LCD Views can report today about exciting progress on the memoirs of arguably Britain’s most famous twenty-first century statesman.
Speaking exclusively to Mr Cameron, during one of his rare visits to Blighty, the man famous for both attention to detail while in office, and chillaxing, gave one of our fictional reporters the inside scoop on his turgid opus.
“I like to think Churchill would be proud of my writing style,” Mr Cameron said, as we stood outside the shed, while he searched his key ring for the key to open up the modest, lawn dwelling.
“He was another prime minister who wrote. I’m not sure many people know that.”
Dave’s delightful shepherd’s hut, rumoured to have cost as much as the average annual income, was chosen as the location of the exclusive as it just epitomises the man so well.
“This is the bugger,” he muttered and turned the key in the lock, “it’s a bit rusty. Should I put some olive oil on it? Mind the cobwebs when you come in, I don’t spend a lot of time in here.”

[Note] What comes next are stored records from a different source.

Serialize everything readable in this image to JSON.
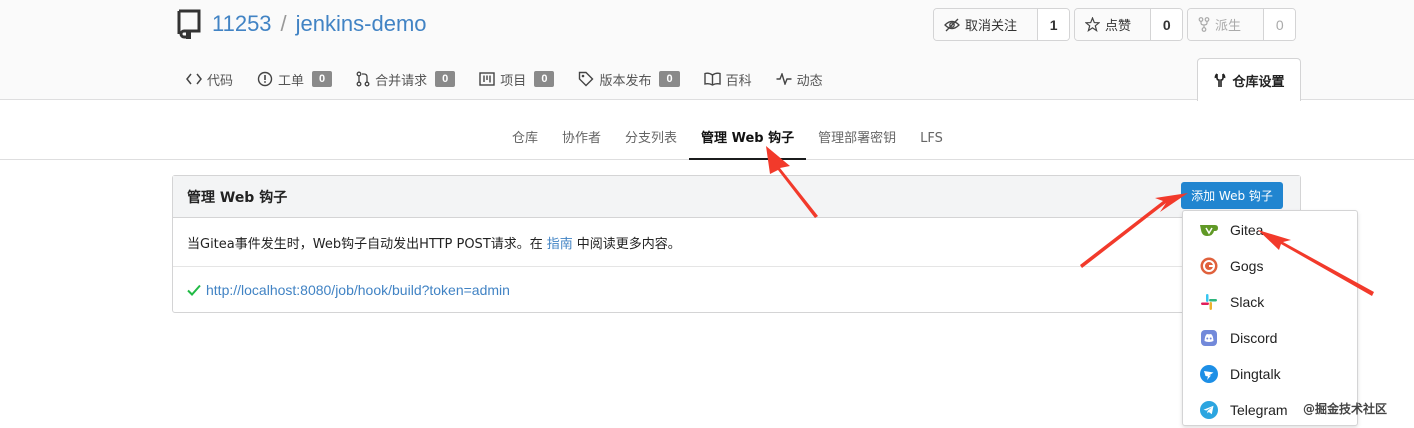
{
  "repo": {
    "owner": "11253",
    "separator": "/",
    "name": "jenkins-demo"
  },
  "actions": {
    "watch": {
      "label": "取消关注",
      "count": "1"
    },
    "star": {
      "label": "点赞",
      "count": "0"
    },
    "fork": {
      "label": "派生",
      "count": "0"
    }
  },
  "tabs": [
    {
      "label": "代码",
      "icon": "code-icon"
    },
    {
      "label": "工单",
      "badge": "0",
      "icon": "issue-icon"
    },
    {
      "label": "合并请求",
      "badge": "0",
      "icon": "pull-request-icon"
    },
    {
      "label": "项目",
      "badge": "0",
      "icon": "project-icon"
    },
    {
      "label": "版本发布",
      "badge": "0",
      "icon": "tag-icon"
    },
    {
      "label": "百科",
      "icon": "book-icon"
    },
    {
      "label": "动态",
      "icon": "pulse-icon"
    }
  ],
  "settings_tab": {
    "label": "仓库设置",
    "icon": "tools-icon"
  },
  "sub_nav": [
    "仓库",
    "协作者",
    "分支列表",
    "管理 Web 钩子",
    "管理部署密钥",
    "LFS"
  ],
  "sub_nav_active": "管理 Web 钩子",
  "panel": {
    "title": "管理 Web 钩子",
    "add_button": "添加 Web 钩子",
    "desc_before": "当Gitea事件发生时，Web钩子自动发出HTTP POST请求。在",
    "desc_link": "指南",
    "desc_after": "中阅读更多内容。",
    "hook_url": "http://localhost:8080/job/hook/build?token=admin",
    "hook_status_icon": "check-icon",
    "hook_status_color": "#21ba45"
  },
  "dropdown": [
    {
      "label": "Gitea",
      "icon": "gitea-icon",
      "color": "#609926"
    },
    {
      "label": "Gogs",
      "icon": "gogs-icon",
      "color": "#e0613c"
    },
    {
      "label": "Slack",
      "icon": "slack-icon",
      "color": "#4a154b"
    },
    {
      "label": "Discord",
      "icon": "discord-icon",
      "color": "#7289da"
    },
    {
      "label": "Dingtalk",
      "icon": "dingtalk-icon",
      "color": "#1d8fe6"
    },
    {
      "label": "Telegram",
      "icon": "telegram-icon",
      "color": "#2ca5e0"
    }
  ],
  "annotation_color": "#f23a2b",
  "watermark": "@掘金技术社区"
}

So David, tell us about the exciting literary masterpiece?
“People said I cared too much about the working man,” Dave mused, appearing not to have heard the question, “but without appealing to the UKIP vote, by actually challenging the nativist, lie strewn path they hoped to force my party, and the country in general along, without that submission and sheer force of gutlessness on my part, what state would the country be in now? Not to mention all the Russian money poured into the party. I still haven’t figured out what all that was about.”
That’s an excellent question. We are sure your dedicated band of social media warriors will answer it for you.
Tell us about the autobiography though and why you haven’t just hired a ghostwriter?
“I’m a genuine man,” he answered, “what you see is what you get. I wanted to make the book authentic from cover to cover. It’s why I’ve skipped my early life and begun with chapter one, ‘Hugging Hoodies’.”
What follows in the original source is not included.